As inspirações aqui são claras. A primeira missão já te joga numa delegacia tomada por zumbis depois de um desastre envolvendo aquela velha conhecida: uma corporação tinhosa e misteriosa fazendo besteira. Mas quando você acha que já sacou tudo, o jogo puxa um culto do capeta pra jogada e dá uma virada interessante na história (vira um Resident Hill ou Silent Evil ). Não reinventa a roda, longe disso… mas segura bem a atenção e diverte. E olha, dá pra dizer que o roteiro é mais caprichado do que muita gente espera: personagens funcionam bem e os documentos espalhados pelo cenário são daqueles que a gente realmente para pra ler, coisa rara hoje em dia.

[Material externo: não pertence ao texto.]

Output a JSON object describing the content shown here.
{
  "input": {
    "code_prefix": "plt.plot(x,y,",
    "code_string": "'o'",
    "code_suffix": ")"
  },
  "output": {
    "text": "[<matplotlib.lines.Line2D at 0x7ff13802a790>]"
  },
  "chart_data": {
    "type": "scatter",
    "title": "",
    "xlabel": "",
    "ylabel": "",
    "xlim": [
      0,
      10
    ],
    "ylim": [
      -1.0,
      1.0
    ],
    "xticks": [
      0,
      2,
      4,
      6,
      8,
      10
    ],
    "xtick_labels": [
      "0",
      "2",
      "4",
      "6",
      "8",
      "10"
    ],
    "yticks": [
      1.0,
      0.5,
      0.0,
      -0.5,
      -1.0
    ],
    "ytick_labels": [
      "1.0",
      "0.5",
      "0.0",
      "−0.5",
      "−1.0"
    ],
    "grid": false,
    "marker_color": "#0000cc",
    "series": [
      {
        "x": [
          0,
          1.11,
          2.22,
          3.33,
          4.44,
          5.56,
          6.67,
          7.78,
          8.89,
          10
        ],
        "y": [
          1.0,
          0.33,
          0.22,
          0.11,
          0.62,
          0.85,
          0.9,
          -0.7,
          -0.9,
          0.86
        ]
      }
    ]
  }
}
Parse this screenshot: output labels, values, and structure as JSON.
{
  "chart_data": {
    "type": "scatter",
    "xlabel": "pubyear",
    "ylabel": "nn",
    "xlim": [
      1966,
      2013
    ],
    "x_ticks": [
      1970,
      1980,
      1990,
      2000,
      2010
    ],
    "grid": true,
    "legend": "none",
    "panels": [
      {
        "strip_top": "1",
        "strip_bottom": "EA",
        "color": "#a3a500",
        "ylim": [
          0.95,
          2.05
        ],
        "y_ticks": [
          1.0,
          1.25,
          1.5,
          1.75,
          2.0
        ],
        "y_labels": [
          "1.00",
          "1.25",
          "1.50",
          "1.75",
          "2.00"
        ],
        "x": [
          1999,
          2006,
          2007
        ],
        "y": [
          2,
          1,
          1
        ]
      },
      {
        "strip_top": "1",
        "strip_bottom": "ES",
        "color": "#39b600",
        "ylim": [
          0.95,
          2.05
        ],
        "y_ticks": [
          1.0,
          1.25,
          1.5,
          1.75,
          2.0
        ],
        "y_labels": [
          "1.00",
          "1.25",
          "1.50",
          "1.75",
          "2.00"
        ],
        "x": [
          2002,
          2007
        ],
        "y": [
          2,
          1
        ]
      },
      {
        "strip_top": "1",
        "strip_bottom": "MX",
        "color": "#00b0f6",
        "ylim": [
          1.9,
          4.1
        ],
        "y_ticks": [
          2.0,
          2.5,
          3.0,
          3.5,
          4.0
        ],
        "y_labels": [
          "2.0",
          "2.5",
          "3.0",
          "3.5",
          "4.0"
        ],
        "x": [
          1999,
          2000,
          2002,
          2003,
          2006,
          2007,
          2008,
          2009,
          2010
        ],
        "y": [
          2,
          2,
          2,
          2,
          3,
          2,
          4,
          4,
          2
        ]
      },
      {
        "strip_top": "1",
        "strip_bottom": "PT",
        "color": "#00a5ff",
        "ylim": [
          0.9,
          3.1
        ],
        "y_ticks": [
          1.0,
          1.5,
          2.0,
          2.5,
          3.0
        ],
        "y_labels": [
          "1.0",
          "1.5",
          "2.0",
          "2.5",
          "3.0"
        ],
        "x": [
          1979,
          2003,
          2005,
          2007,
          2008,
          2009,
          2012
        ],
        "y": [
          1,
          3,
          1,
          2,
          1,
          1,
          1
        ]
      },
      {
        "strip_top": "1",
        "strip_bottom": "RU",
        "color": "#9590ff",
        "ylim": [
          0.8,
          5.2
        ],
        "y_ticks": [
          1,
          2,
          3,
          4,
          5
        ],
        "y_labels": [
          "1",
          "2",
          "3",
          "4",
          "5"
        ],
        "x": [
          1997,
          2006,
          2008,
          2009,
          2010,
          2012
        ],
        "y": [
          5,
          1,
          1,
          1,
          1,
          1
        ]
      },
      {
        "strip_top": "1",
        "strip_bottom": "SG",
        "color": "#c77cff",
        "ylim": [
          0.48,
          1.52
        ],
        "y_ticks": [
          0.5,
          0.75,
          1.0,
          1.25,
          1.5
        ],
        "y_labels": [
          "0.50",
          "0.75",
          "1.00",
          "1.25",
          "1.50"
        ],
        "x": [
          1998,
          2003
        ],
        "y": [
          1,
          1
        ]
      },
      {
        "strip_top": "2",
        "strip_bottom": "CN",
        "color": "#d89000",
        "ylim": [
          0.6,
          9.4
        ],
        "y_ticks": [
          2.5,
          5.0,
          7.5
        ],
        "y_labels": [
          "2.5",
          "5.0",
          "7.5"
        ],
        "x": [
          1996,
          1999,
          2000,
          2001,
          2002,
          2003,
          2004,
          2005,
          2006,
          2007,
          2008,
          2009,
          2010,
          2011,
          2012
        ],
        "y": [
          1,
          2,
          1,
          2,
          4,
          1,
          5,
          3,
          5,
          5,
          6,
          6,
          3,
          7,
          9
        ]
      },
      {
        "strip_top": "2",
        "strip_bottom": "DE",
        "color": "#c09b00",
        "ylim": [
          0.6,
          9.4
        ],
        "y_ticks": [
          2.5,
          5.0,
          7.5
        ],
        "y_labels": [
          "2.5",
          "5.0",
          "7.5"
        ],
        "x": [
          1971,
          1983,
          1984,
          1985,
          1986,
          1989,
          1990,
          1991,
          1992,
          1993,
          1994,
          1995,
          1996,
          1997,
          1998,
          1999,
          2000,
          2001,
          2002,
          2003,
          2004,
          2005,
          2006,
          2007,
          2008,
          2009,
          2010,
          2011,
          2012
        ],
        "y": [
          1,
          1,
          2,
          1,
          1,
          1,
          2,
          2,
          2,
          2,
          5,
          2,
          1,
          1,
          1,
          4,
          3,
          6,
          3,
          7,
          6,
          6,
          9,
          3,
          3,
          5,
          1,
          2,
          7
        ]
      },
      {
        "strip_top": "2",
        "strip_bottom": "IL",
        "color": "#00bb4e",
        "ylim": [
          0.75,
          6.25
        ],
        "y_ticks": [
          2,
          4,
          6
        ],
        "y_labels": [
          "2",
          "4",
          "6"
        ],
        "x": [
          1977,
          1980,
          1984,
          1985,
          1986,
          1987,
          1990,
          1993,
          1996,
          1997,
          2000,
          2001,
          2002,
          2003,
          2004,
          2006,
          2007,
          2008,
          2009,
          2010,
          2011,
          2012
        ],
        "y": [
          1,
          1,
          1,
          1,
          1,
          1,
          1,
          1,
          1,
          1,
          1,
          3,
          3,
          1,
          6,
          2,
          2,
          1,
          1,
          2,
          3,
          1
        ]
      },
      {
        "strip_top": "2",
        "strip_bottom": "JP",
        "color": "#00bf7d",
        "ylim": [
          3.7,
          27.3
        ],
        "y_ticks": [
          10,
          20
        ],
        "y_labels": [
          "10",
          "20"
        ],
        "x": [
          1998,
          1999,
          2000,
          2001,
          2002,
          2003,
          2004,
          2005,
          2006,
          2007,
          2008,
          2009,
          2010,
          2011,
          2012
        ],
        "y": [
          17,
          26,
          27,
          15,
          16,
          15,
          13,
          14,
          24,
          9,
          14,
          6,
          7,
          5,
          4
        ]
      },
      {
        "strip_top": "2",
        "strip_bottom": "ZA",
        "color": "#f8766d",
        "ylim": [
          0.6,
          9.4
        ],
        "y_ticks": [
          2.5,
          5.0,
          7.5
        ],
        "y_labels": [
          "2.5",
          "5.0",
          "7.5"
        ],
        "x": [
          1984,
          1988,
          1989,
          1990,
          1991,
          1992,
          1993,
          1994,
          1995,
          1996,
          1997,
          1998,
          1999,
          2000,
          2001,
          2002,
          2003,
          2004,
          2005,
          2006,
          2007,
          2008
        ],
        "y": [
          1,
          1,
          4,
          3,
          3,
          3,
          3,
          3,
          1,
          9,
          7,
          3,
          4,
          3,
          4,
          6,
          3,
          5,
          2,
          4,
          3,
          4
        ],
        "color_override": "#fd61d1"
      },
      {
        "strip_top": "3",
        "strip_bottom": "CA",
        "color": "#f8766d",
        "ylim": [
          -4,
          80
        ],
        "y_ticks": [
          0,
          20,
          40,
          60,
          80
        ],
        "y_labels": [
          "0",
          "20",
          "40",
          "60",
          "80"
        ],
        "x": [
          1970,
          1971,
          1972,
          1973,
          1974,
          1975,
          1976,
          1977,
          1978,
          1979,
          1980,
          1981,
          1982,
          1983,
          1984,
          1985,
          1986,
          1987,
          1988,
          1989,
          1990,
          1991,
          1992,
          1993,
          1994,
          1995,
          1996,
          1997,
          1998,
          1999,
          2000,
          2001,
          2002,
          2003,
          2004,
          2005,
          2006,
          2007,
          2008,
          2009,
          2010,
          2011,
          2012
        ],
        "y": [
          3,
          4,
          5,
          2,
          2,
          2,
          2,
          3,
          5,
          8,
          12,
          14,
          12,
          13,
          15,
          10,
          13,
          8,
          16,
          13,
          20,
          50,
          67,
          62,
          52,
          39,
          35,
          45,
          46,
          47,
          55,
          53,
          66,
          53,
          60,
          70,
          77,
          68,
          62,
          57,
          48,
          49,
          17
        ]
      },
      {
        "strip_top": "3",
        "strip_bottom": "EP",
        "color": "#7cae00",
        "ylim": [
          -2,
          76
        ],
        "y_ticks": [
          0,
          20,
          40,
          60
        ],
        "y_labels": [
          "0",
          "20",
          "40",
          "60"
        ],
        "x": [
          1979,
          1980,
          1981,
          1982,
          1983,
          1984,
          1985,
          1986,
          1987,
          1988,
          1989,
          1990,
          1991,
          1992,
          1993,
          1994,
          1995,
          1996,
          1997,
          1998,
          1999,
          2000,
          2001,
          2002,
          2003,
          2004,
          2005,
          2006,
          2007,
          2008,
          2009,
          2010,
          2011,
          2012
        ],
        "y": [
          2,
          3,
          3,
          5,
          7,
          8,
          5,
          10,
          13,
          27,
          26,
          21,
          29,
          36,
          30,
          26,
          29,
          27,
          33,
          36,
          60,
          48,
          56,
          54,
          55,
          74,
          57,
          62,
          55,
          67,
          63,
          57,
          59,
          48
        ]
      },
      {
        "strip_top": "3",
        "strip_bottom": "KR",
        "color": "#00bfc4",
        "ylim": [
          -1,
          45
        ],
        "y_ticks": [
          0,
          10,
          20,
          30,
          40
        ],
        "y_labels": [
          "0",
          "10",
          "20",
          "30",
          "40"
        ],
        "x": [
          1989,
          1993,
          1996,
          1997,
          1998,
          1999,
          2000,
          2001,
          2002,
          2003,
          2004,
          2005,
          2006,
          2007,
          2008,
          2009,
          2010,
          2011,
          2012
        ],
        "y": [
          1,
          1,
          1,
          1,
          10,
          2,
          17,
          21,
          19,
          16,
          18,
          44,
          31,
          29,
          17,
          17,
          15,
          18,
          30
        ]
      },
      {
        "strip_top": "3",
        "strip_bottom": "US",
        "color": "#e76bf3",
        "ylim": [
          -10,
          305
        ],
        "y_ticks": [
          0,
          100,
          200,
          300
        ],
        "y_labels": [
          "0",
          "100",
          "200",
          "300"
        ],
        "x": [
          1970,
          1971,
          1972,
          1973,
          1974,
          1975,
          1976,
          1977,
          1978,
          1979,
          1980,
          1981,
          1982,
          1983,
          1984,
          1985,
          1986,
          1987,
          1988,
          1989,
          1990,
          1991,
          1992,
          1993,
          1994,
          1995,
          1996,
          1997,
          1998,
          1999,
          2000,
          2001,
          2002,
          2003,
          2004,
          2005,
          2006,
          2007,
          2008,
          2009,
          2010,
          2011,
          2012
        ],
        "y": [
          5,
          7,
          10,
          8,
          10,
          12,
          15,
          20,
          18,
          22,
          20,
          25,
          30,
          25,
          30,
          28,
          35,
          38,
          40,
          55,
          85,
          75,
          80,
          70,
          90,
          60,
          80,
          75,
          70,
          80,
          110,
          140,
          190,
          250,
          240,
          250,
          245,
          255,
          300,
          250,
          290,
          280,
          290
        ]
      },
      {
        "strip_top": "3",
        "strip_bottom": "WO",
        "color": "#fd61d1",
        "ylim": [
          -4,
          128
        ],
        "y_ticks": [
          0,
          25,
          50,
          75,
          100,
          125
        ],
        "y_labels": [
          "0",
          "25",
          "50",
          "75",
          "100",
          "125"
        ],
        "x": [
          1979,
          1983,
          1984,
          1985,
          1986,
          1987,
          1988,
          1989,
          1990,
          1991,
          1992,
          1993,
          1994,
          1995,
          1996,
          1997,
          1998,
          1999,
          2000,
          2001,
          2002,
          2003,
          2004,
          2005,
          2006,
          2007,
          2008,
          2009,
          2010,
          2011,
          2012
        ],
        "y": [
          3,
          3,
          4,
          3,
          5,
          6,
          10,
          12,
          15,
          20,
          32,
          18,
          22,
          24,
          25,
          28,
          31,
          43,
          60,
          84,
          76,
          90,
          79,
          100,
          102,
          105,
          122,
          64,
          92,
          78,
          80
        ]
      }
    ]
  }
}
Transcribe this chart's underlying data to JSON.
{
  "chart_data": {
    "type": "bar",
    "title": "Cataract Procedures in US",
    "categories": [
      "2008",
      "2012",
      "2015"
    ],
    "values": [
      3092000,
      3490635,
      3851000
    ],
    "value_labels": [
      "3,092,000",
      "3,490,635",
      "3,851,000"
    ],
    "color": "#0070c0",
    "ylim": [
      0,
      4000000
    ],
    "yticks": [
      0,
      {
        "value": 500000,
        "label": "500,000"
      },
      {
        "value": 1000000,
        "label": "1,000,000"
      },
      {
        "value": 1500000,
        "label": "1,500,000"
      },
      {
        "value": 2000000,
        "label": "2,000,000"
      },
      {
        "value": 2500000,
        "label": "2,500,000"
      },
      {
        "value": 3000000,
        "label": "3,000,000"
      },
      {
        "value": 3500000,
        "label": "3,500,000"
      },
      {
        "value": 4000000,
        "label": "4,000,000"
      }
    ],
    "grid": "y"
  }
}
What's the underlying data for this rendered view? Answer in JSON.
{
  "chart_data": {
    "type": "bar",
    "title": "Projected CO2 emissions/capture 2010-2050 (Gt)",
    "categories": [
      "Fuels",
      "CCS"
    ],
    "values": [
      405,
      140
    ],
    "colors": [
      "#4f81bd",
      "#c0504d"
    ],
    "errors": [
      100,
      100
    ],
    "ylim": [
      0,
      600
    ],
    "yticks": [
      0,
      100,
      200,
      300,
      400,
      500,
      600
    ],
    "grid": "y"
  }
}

Vultures chega muito perto de cravar aquela atmosfera absurda… mas acaba tropeçando no próprio cadarço do design. Sabe quando o inimigo aparece e você deveria gelar? Então… aqui isso perde força, porque o jogo te dá tempo demais pra pensar. Cadê o desespero? Cadê o “corre ou morre”? Nos clássicos tipo Resident Evil, até o controle meio duro ajudava a criar tensão, mais ou menos, você errava, travava, se cagava, suja as fradas e aí o pânico vinha junto. Aqui não. É tudo mais calculado, mais frio e isso corta um pouco o clima de terror.

Mas nem tudo é vacilo, não. O jogo compensa bem em outros pontos. A furtividade aqui não é só uma opção é praticamente regra de sobrevivência. Os dois personagens conseguem usar, mas um deles já vem no modo “ninja do apocalipse”. E isso casa bonito com o gerenciamento de recursos: munição é contada no dedo e sair na porrada não costuma ser uma boa ideia. Resultado? Você joga mais como um sobrevivente esperto do que um herói de ação. Evitar combate vira não só estratégia, me chame de cagão pois escapeis dos inimigos para outra sala.
O combate em turnos muda completamente a experiência. Em vez de agir por reflexo, o jogador precisa pensar, calcular e planejar cada movimento. Isso aproxima o jogo de X-COM, onde posicionamento e decisões táticas são mais importantes do que habilidade mecânica. Em Vultures, cada erro pesa não só na luta, mas no andamento da missão inteira, reforçando a importância do planejamento. Esse erros me levaram a morrer muito, muito e muito. O jogo tem sala de save, ainda bem.

O som aqui é daquele nível que segura a tensão mesmo quando a tela tá “calma”. Cada passo ecoando, cada ruído estranho ao fundo… tudo, repito, tudo ajuda a te deixar com o c* na mão, o tempo inteiro. A trilha é econômica, entra nos momentos certos e puxa aquela vibe desconfortável bem na linha de Silent Hill. É aquele tipo de áudio que não chama atenção… mas quando você percebe, já tá completamente imerso.
Vultures: Scavengers of Death é um jogo que claramente entende suas influências, mas não se limita a copiá-las. Ele pega elementos clássicos do survival horror e os combina com mecânicas táticas para criar algo diferente. Nem sempre essa mistura agrada a todos, principalmente quem busca terror mais direto, mas há aqui uma identidade forte e uma proposta interessante.